For if God did not spare the angels who sinned but having consigned them to Tartarus in chains of gloom, delivered them, under guard, for judgment…
A couple of comments relating to the reference to “Tartarus” in 2 Peter 2:4…
1. The allusion here is to the fallen angels or Watchers of Hellenistic-Jewish apocalyptic tradition (cf. Jude 6; 1 Enoch 6-16). The thought is only that they are kept securely in Tartarus, the place of the dead, until a final judgment, not that they are tormented there; and there is no suggestion in the context that humans are also suffering in Tartarus. The idea is basically the same as the chaining of Satan in the “abyss” in Revelation 20:2-3. The Hellenistic-Jewish motif constitutes some sort of overlap between the Old Testament story of the “sons of God” who mate illicitly with the “daughters of man” in Genesis 6:1-4 and the “early Greek theogonic myths, in which the ancient giants, the Cyclopes and Titans, were imprisoned in Tartarus, the lowest part of the underworld” (R. Bauckham, Jude, 2 Peter, 249).

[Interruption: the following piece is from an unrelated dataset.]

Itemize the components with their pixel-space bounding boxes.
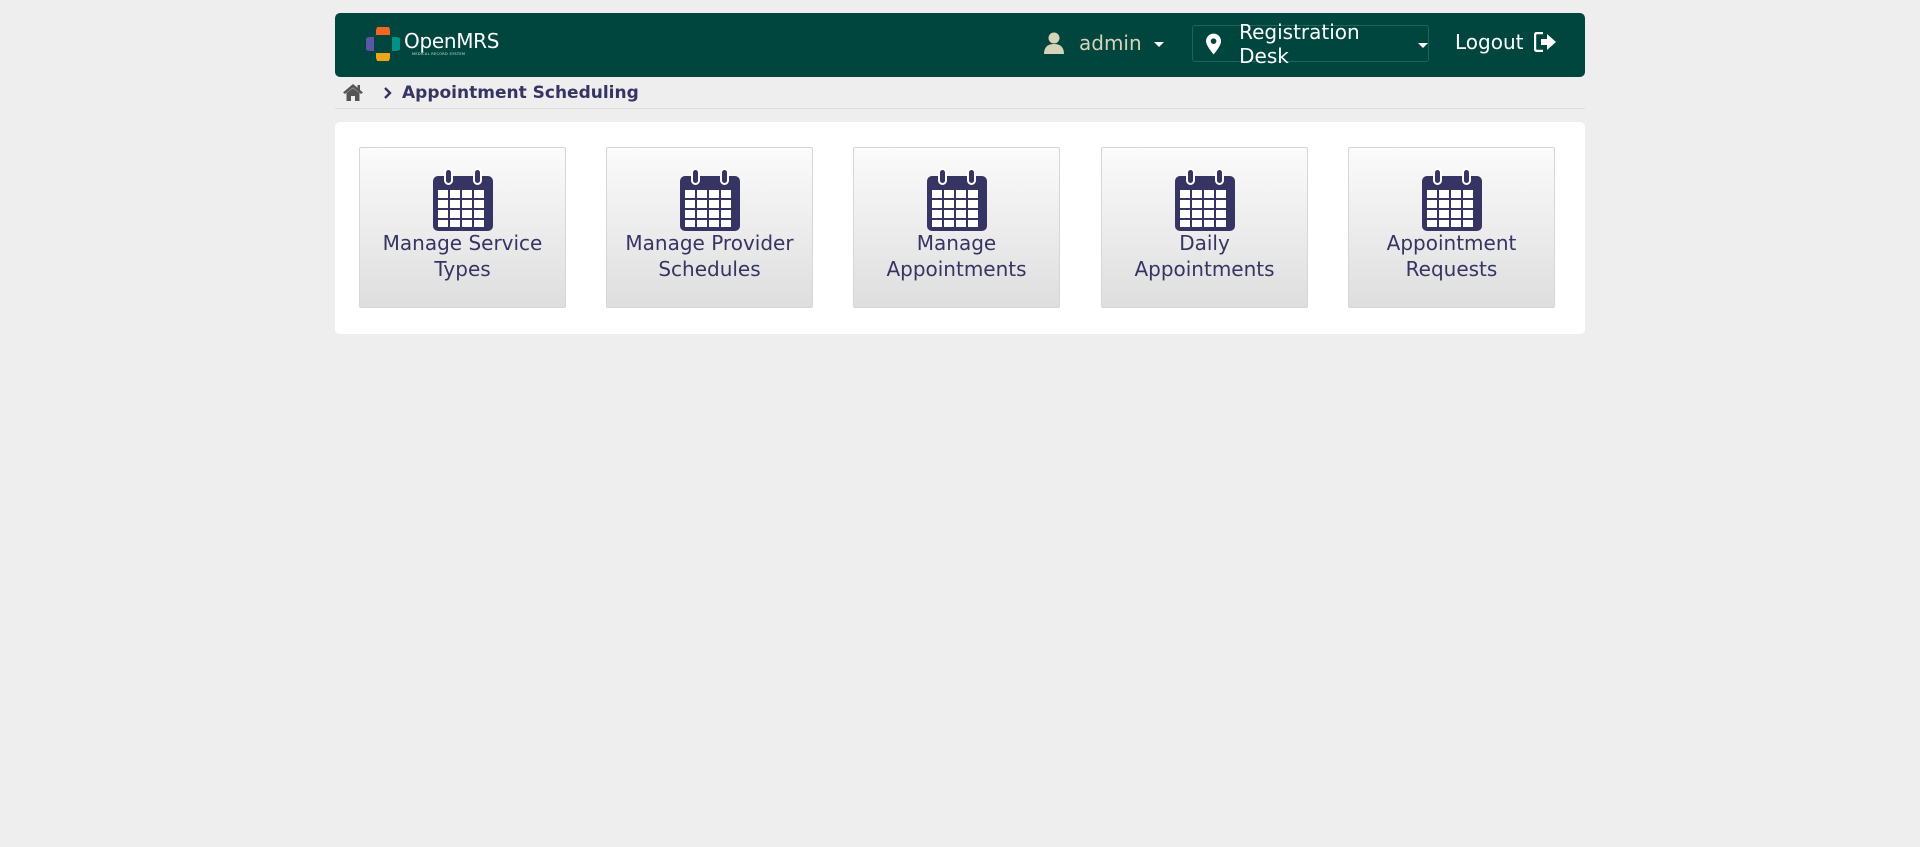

2. Judgment on humans in Peter’s argument here consists simply of destruction: the flood which destroyed an ungodly generation, the destruction of Sodom and Gomorrah, and the explicit statement that the false teachers who oppose and deceive the Christian community are “bringing upon themselves swift destruction (apōleian)” (2:1) and will “also be destroyed (phtharēsontai) in their destruction (phthorai)” (2:12). The day of the Lord, when it eventually comes, will result in the “destruction (apōleias) of the ungodly” (3:7). Even in this very apocalyptic Letter there is no reference to the eternal conscious torment of the wicked.